Elsewhere, the first part of this seven-year period was marked by decisive mandates in the BJP’s favour in large states. The three-fourths majority in Uttar Pradesh in 2017 was a prime example. However, in the second part of this period, the party saw losses, such as in Rajasthan, or got outsmarted by the opposition, such as in Maharashtra. West India is where the BJP has lost the most. On occasion, the party formed governments not through elections, but only by breaking the opposition, as in Karnataka and Madhya Pradesh.

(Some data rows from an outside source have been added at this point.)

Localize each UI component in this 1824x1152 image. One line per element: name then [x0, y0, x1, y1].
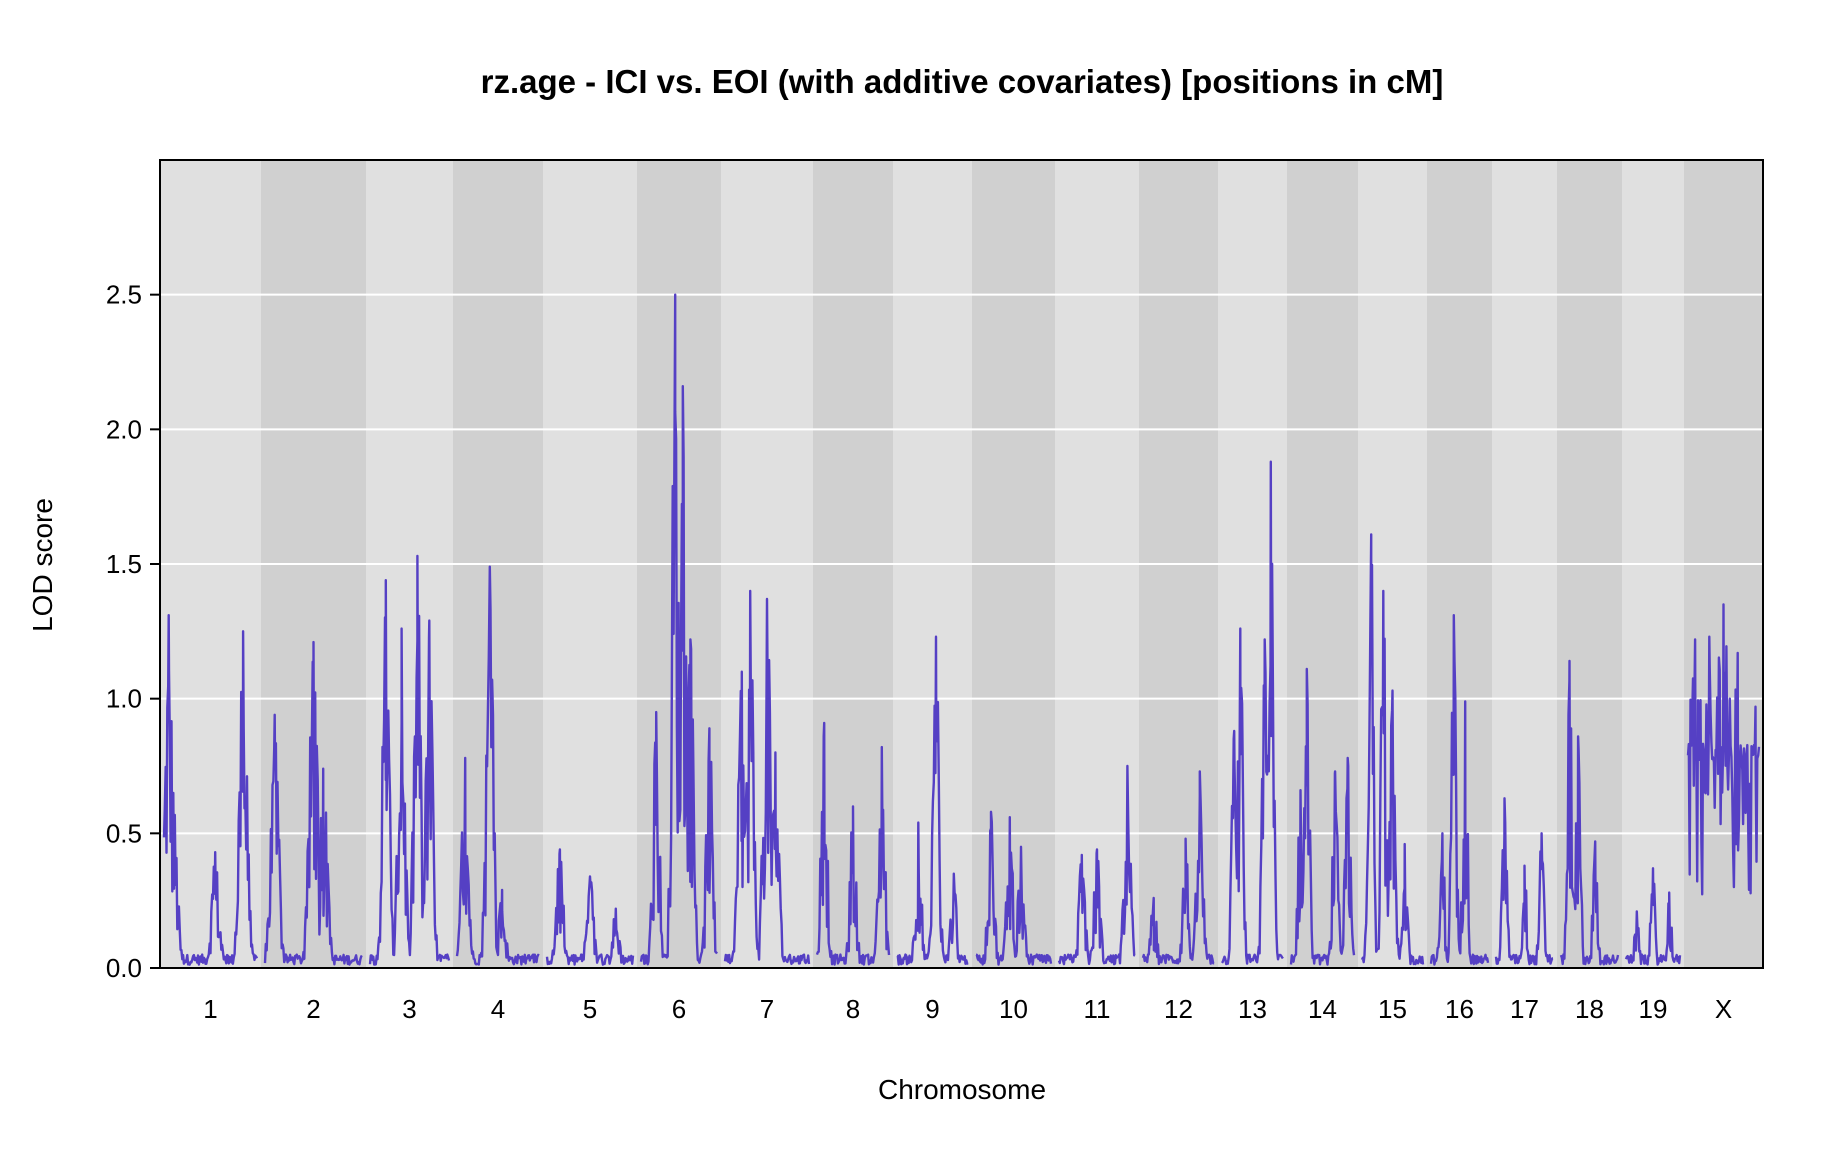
x-tick-label-chr-6: 6 — [672, 994, 686, 1024]
y-tick-label: 2.0 — [106, 414, 142, 444]
x-tick-label-chr-9: 9 — [925, 994, 939, 1024]
lod-series — [162, 293, 1761, 966]
lod-trace-chr-8 — [815, 721, 891, 966]
x-tick-label-chr-5: 5 — [583, 994, 597, 1024]
lod-trace-chr-17 — [1494, 797, 1554, 966]
lod-trace-chr-6 — [639, 293, 718, 966]
x-tick-label-chr-4: 4 — [491, 994, 505, 1024]
lod-trace-chr-13 — [1221, 460, 1284, 966]
lod-trace-chr-5 — [545, 848, 635, 966]
y-tick-label: 0.0 — [106, 953, 142, 983]
lod-trace-chr-3 — [368, 554, 451, 966]
x-tick-label-chr-3: 3 — [402, 994, 416, 1024]
lod-trace-chr-2 — [263, 640, 363, 966]
lod-trace-chr-4 — [455, 565, 540, 966]
x-tick-label-chr-10: 10 — [999, 994, 1028, 1024]
chart-title: rz.age - ICI vs. EOI (with additive cova… — [481, 63, 1444, 100]
x-tick-label-chr-16: 16 — [1445, 994, 1474, 1024]
x-tick-label-chr-8: 8 — [846, 994, 860, 1024]
x-tick-label-chr-11: 11 — [1084, 994, 1111, 1024]
plot-area — [159, 159, 1764, 969]
y-tick-label: 0.5 — [106, 818, 142, 848]
x-tick-label-chr-19: 19 — [1639, 994, 1668, 1024]
lod-trace-chr-X — [1686, 603, 1761, 896]
y-tick-label: 1.5 — [106, 549, 142, 579]
lod-trace-chr-14 — [1289, 667, 1356, 966]
x-tick-label-chr-1: 1 — [203, 994, 217, 1024]
lod-trace-chr-9 — [896, 635, 969, 966]
x-tick-label-chr-14: 14 — [1308, 994, 1337, 1024]
lod-trace-chr-18 — [1559, 659, 1620, 966]
x-tick-label-chr-13: 13 — [1238, 994, 1267, 1024]
x-axis-label: Chromosome — [878, 1074, 1046, 1105]
y-axis: 0.0 0.5 1.0 1.5 2.0 2.5 — [106, 280, 160, 983]
x-tick-label-chr-18: 18 — [1575, 994, 1604, 1024]
x-tick-label-chr-2: 2 — [306, 994, 320, 1024]
x-axis: 1 2 3 4 5 6 7 8 9 10 11 12 13 14 15 16 17 18 19 X — [203, 994, 1732, 1024]
x-tick-label-chr-15: 15 — [1378, 994, 1407, 1024]
y-tick-label: 1.0 — [106, 684, 142, 714]
lod-trace-chr-7 — [723, 589, 811, 966]
x-tick-label-chr-17: 17 — [1510, 994, 1539, 1024]
x-tick-label-chr-X: X — [1715, 994, 1732, 1024]
lod-trace-chr-19 — [1624, 867, 1682, 966]
y-tick-label: 2.5 — [106, 280, 142, 310]
y-axis-label: LOD score — [27, 498, 58, 632]
x-tick-label-chr-12: 12 — [1164, 994, 1193, 1024]
x-tick-label-chr-7: 7 — [760, 994, 774, 1024]
lod-trace-chr-1 — [162, 614, 259, 966]
lod-trace-chr-11 — [1057, 764, 1136, 966]
lod-trace-chr-12 — [1141, 770, 1215, 966]
lod-trace-chr-10 — [975, 810, 1053, 966]
lod-trace-chr-15 — [1360, 533, 1425, 966]
lod-trace-chr-16 — [1429, 614, 1490, 966]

Meanwhile, the other significant national party, Congress, has stagnated. In these latest elections, its notable achievement has been to win seats as a junior partner to the Dravida Munnetra Kazhagam (DMK) in Tamil Nadu. It lost Puducherry, finished second in Kerala and Assam, and failed to win even a single seat in West Bengal. Its all-India assembly seat share has dropped from 22% in December 2014 to 21% now.
What’s changed is the distribution of those seats. The Congress has made gains in western and central India, notably returning to power in Rajasthan, Chhattisgarh, and Maharashtra. But these are offset by losses in the south, where it lost out to regional parties in Andhra Pradesh and Telangana. It has also seen a sharp and consistent drawdown in its bastion, the North-East, which also corresponds to the BJP’s rise. In 2014, the Congress, through its alliances, was in power in nine states. Now, it’s in power in six.
However, it would be foolhardy to write off the BJP and its relentless pursuit towards a national footprint. Take Assam. Between 1996 and 2011, the BJP’s vote share in the state hovered at 10-12%. In 2016, it poached Himanta Biswa Sarma of the Congress, hit a 30% vote share, and formed a government in alliance with the Asom Gana Parishad. Even in the 11 states where the BJP has never won, or has not been a significant player on the winning table, it’s been chipping away. In nine of these, its vote share has increased over the last two elections. In Odisha and, now, West Bengal, it’s the number two party.
The next big electoral test for the BJP is, however, protecting territory in Uttar Pradesh, which accounts for 10% of all assembly seats in India, in 2022. Judging by Sunday’s results and the mounting deaths due to covid-19, the juggernaut won’t have it easy.